Larger shamadans look very impressive, but slightly smaller ones are more portable, and much easier to work with. Never leave one in your car or trunk- even the slightest heat in a short amount of time will melt the candles! When traveling with a shamadan by car, lay it on it's side or strap it in with a seat belt. The crystals or beads and coins decorating some shamadans can be repaired if the chains break with a jewelry pliers or even a tweezers. After every use, clean out the candle's drip-cups, (use a butterknife and pry the dried wax out) or the wax will build up and be more prone to spill onto your hair. Some of the candleholders may be loose- wrap your candles with tinfoil for a snug fit. Longer candles are also heavier, short emergency candles look good and are lighter on your head, they're also cheaper than dinner candles-remember, you're going to have to use at least nine, maybe twelve candles. Even if a candle is "drip less", there's no such thing when it's on your head!
When belly dancing at a wedding or on a stage, avoid air-conditioning vents as it will blow the hot wax onto you! Also be careful of ceiling and doorway clearance, and of course, be very careful of draperies! Also- makes sure to thoroughly check with your venue concerning fire/insurance laws. Many places do not allow open flames. In this case, you can purchase battery-operated candles (from a craft shop or florist supply store) but note that these candles will be much heavier and more difficult to balance.

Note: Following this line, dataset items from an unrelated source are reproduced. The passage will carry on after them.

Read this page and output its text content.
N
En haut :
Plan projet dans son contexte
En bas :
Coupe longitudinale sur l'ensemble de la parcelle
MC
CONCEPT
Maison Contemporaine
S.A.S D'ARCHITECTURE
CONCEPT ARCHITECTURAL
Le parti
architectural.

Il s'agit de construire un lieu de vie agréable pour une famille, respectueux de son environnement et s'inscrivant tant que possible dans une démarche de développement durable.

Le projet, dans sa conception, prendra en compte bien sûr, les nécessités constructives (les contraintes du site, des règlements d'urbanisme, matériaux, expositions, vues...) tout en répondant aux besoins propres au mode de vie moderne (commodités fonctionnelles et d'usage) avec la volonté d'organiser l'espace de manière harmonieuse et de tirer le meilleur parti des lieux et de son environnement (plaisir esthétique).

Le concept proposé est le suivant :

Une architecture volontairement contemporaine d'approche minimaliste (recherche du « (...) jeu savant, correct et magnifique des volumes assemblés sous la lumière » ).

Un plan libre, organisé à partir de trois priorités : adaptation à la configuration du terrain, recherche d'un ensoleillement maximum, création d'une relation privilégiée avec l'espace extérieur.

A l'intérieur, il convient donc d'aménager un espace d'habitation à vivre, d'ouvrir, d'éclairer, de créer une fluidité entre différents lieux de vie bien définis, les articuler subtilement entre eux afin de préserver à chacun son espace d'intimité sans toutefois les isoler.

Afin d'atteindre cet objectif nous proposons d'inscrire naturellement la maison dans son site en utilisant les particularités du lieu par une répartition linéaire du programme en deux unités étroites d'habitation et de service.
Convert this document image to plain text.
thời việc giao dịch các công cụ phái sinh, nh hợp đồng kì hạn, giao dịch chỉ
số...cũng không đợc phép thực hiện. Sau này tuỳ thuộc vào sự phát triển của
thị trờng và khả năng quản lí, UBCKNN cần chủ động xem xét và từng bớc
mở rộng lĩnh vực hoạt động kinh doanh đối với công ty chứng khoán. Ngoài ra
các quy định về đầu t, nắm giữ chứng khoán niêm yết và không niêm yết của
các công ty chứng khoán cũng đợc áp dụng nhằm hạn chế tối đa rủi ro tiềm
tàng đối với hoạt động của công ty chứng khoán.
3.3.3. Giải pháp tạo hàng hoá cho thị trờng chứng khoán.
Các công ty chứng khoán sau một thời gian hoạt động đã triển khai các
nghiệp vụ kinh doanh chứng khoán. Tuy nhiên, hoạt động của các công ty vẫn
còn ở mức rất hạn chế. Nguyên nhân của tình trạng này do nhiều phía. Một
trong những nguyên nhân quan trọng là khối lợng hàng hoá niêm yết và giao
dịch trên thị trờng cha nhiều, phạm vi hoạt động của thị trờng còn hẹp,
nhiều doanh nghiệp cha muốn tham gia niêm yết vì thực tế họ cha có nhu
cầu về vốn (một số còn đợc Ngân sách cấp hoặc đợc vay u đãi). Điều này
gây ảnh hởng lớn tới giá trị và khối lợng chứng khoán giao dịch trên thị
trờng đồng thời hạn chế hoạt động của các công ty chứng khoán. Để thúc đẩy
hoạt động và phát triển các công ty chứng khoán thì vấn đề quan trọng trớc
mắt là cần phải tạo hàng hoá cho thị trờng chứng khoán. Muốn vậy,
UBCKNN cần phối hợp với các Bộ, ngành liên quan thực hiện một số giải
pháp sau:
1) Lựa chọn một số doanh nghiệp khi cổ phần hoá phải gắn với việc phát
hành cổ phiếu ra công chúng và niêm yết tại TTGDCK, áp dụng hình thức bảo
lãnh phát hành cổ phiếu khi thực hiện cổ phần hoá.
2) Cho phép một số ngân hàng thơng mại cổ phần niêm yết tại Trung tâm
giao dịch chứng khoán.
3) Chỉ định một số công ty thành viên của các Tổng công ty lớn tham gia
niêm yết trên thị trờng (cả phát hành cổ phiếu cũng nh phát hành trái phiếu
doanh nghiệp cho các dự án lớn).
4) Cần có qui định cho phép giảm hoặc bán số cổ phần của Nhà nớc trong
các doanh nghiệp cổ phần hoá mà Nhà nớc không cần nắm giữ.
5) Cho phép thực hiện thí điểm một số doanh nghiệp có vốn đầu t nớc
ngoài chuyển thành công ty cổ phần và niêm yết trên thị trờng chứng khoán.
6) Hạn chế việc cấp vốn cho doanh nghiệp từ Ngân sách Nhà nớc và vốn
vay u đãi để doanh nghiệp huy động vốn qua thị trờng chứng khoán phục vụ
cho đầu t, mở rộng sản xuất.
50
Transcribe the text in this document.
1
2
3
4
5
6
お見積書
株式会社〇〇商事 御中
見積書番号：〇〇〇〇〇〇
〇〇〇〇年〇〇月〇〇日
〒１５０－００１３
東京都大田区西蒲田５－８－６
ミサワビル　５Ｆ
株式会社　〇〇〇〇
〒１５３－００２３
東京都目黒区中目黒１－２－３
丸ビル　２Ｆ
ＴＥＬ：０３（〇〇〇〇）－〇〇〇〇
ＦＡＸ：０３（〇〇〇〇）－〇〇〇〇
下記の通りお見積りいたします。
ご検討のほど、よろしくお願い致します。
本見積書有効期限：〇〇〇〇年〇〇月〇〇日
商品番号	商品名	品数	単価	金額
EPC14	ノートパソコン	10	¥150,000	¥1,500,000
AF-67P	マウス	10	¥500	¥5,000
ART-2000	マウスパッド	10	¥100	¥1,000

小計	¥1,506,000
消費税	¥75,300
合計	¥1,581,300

As far as costuming goes, if you aren't used to wearing a shamadan, don't pick a costume where the wax drips will show or ruin it. Many beledy dresses made in Egypt are made of netting, which is easy to pick the dried melted way from. - Of course, these are best if you donít want to stain your costume. When using real candles, don't light up until just before you're about to dance because of the wax-drip factor. If you're not doing a zeffah (Egyptian bridal procession), pick a slower song or a taxim, because belly dancing quickly with a shamadan negates its stately beauty.